Dalam melaksanakan sunat perempuan, tenaga kesehatan harus mengikuti standar prosedur tindakan antara lain :
- Mencuci tangan dengan sabun
- Menggunakan sarung tangan
- Melakukan goresan pada kulit yang menutupi bagian depan klitoris (frenulum klitoris) dengan menggunakan ujung jarum steril sekali pakai dari sisi mukosa ke arah kulit dan
- Tanpa melukai klitoris
Jadi sunat perempuan yang diatur dalam Permenkes tersebut BUKAN mutilasi genital perempuan (female genital multilation = FGM) menurut klasifikasi WHO
Menurut WHO, ada empat tipe FGM, yaitu ;
- Pemotongan “prepuce” dengan atau tanpa mengiris/menggores bagian atau seluruh klitoris.
- Pemotongan klitoris dengan disertai pemotongan sebagian atau seluruh labia minora.
- Pemotongan bagian atau seluruh alat kelamin luar disertai penjahitan/penyempitan lubang vagina.
- Tidak terklarifikasi, termasuk penusukan, pelubangan atau pengirisan/penggoresan terhadap klitoris dan atau labia.
Dalam Permenkes no 1636/2010 disebutkan bahwa, tidak dibolehkan hal hal sebagai berikut ;
- Sunat tidak boleh dilakukan pada perempuan yang sedang menderita infeksi genitalia eksterna atau infeksi umum.
- Larangan menggunakan cara mengkauterisasi klitoris; memotong atau merusak klitoris baik sebagian maupun seluruhnya dan memotong atau merusak labia minora, labia majora, hymen atau selaput dara dan vagina baik sebagian maupun seluruhnya.

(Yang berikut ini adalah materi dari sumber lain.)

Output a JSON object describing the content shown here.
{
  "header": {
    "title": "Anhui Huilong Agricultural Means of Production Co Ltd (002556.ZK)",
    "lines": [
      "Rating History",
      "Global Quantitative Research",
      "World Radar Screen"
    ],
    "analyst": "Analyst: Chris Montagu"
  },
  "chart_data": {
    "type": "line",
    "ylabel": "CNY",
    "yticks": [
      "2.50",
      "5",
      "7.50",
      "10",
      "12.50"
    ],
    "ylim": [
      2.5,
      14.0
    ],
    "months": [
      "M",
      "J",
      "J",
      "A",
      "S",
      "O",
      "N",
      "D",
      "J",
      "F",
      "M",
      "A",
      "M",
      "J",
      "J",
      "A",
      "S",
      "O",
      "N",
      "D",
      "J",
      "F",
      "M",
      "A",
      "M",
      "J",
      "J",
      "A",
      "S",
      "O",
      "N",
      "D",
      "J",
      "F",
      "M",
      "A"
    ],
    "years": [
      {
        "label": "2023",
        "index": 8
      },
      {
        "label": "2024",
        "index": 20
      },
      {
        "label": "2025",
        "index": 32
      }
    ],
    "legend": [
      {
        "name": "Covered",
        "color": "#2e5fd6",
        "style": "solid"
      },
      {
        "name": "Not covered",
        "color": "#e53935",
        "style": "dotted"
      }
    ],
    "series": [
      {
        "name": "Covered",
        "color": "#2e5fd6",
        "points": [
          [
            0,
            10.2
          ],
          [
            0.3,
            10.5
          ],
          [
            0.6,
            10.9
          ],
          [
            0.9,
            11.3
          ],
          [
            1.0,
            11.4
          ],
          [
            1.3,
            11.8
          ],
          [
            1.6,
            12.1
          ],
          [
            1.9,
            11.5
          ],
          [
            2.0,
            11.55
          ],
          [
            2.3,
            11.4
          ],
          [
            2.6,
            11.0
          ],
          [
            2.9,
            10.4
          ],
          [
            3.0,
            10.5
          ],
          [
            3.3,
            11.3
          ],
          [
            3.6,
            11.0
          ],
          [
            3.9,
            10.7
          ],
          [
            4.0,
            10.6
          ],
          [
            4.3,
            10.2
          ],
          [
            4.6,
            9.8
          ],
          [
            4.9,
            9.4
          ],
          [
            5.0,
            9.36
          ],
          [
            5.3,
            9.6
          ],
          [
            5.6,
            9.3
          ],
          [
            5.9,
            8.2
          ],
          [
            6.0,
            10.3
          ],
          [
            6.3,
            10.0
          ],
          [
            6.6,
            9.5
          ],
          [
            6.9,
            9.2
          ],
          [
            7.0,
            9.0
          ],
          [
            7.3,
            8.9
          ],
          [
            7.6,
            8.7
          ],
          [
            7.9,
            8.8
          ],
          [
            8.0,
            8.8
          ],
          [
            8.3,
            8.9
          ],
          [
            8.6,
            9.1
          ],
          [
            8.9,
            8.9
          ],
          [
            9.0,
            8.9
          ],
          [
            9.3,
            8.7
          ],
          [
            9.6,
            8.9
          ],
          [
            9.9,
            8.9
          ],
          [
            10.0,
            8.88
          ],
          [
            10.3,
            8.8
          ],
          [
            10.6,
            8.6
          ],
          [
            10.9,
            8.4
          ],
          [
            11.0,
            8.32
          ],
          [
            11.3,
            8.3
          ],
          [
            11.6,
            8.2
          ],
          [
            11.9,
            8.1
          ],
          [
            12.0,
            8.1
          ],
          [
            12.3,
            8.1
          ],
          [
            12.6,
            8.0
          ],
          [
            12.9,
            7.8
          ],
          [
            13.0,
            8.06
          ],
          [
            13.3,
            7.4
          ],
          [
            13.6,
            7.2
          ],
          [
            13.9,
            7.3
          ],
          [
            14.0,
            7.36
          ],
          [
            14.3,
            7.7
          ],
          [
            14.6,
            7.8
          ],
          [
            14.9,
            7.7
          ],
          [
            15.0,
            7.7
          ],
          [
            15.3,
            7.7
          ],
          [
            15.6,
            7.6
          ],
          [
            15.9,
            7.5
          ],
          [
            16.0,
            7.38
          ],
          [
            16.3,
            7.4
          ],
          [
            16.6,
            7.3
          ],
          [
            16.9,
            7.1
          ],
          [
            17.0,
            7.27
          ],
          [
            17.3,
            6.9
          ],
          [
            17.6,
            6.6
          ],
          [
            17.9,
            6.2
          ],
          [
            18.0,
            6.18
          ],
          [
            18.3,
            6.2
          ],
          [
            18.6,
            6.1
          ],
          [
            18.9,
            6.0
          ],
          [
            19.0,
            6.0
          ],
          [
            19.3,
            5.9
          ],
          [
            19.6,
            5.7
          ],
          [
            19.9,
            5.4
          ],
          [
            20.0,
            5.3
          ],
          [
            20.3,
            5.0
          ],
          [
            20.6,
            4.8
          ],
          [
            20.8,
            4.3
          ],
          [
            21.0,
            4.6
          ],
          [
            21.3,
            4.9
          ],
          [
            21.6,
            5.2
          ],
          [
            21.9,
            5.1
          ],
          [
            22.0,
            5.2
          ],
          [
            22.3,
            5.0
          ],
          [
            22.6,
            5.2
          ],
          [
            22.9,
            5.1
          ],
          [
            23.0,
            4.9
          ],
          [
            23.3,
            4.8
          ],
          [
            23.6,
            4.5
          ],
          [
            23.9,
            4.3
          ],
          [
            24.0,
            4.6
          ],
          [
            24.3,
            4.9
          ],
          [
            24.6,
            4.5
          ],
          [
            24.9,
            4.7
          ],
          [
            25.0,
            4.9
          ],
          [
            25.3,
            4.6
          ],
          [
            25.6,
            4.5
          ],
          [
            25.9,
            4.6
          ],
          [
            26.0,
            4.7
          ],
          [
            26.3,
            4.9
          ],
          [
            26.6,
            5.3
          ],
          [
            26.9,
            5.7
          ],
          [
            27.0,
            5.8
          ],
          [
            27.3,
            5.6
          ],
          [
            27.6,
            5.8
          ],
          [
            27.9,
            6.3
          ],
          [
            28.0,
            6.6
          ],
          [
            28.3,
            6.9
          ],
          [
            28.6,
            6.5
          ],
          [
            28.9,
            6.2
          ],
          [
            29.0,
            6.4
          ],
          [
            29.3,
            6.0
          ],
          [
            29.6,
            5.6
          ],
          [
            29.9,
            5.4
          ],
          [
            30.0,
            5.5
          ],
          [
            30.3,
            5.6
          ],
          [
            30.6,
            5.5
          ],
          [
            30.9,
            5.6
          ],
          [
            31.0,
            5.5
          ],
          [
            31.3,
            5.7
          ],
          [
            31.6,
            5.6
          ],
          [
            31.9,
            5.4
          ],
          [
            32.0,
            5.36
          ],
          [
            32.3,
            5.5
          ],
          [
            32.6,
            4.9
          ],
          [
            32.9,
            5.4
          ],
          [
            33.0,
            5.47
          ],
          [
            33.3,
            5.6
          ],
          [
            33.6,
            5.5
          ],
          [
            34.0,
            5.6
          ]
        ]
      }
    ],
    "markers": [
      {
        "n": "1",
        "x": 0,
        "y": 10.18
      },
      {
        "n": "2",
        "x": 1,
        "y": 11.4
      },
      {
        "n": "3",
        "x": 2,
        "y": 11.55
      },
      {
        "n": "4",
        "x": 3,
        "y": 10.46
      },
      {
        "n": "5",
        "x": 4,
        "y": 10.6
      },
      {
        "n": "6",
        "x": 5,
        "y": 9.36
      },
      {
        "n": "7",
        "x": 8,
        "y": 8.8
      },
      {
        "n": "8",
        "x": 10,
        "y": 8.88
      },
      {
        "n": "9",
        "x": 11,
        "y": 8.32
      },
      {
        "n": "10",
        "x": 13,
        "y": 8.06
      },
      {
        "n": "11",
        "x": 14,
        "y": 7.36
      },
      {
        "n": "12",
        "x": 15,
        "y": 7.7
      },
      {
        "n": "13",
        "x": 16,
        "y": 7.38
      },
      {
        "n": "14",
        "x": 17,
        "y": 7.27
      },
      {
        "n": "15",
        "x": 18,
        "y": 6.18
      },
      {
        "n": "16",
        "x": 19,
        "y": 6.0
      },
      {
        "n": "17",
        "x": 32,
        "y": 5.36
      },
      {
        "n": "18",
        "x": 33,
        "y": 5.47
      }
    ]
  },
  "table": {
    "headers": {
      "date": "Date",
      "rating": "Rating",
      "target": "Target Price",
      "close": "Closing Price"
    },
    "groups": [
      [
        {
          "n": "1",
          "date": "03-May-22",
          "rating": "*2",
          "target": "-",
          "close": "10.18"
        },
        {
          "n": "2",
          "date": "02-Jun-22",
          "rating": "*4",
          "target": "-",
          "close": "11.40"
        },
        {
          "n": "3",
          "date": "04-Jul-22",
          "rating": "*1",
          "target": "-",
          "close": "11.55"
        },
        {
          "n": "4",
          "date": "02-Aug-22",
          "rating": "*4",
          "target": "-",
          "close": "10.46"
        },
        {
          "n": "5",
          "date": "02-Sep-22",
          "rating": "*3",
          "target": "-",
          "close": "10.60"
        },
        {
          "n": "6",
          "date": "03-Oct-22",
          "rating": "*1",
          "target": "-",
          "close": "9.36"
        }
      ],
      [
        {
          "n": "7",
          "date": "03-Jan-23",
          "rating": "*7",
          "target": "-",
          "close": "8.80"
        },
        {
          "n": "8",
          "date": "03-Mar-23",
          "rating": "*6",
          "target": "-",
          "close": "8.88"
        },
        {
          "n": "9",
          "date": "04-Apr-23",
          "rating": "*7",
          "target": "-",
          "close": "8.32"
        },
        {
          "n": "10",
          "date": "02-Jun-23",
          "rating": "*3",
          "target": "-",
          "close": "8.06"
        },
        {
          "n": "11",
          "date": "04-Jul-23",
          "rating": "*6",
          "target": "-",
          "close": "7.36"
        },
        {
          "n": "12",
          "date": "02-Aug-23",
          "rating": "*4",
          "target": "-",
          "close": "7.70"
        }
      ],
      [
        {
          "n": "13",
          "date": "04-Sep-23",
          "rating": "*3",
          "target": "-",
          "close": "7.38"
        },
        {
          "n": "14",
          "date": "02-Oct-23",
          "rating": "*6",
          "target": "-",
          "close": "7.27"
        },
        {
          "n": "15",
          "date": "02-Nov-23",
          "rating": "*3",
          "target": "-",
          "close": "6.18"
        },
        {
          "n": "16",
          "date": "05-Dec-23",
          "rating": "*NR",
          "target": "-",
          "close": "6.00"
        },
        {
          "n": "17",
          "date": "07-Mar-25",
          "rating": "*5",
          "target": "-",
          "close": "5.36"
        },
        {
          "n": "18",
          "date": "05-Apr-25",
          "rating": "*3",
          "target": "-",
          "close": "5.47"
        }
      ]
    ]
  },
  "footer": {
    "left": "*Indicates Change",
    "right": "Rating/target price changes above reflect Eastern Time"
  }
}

Dalam menyusun Permenkes, telah dilakukan berbagai pembahasan dan masukan dari berbagai pihak seperti Majelis Ulama Indonesia (MUI), Kementerian Agama, Kementerian Pemberdayaan Perempuan, Perkumpulan Obstetri dan Ginekologi Indonesia (POGI), Perhimpunan Dokter Spesialis Saraf Indonesia (Perdossi) dan lain-lain. Pembinaan dan pengawasan dilakukan oleh Kepala Dinas Kesehatan Provinsi, Kabupaten/Kota dengan melibatkan organisasi profesi seusia dengan tugas, fungsi dan kewenangan masing-masing.
Pembinaan dan pengawasan diarahkan untuk menjamin hak dan melindungi keselamatan pasien yang disunat oleh tenaga kesehatan. Dalam rangka pembinaan dan pengawasan, menteri, kepala dinas kesehatan provinsi, kabupaten/kota dapat mengambil tindakan administratif terhadap tenaga kesehatan sesuai ketentuan peraturan perundang-undangan.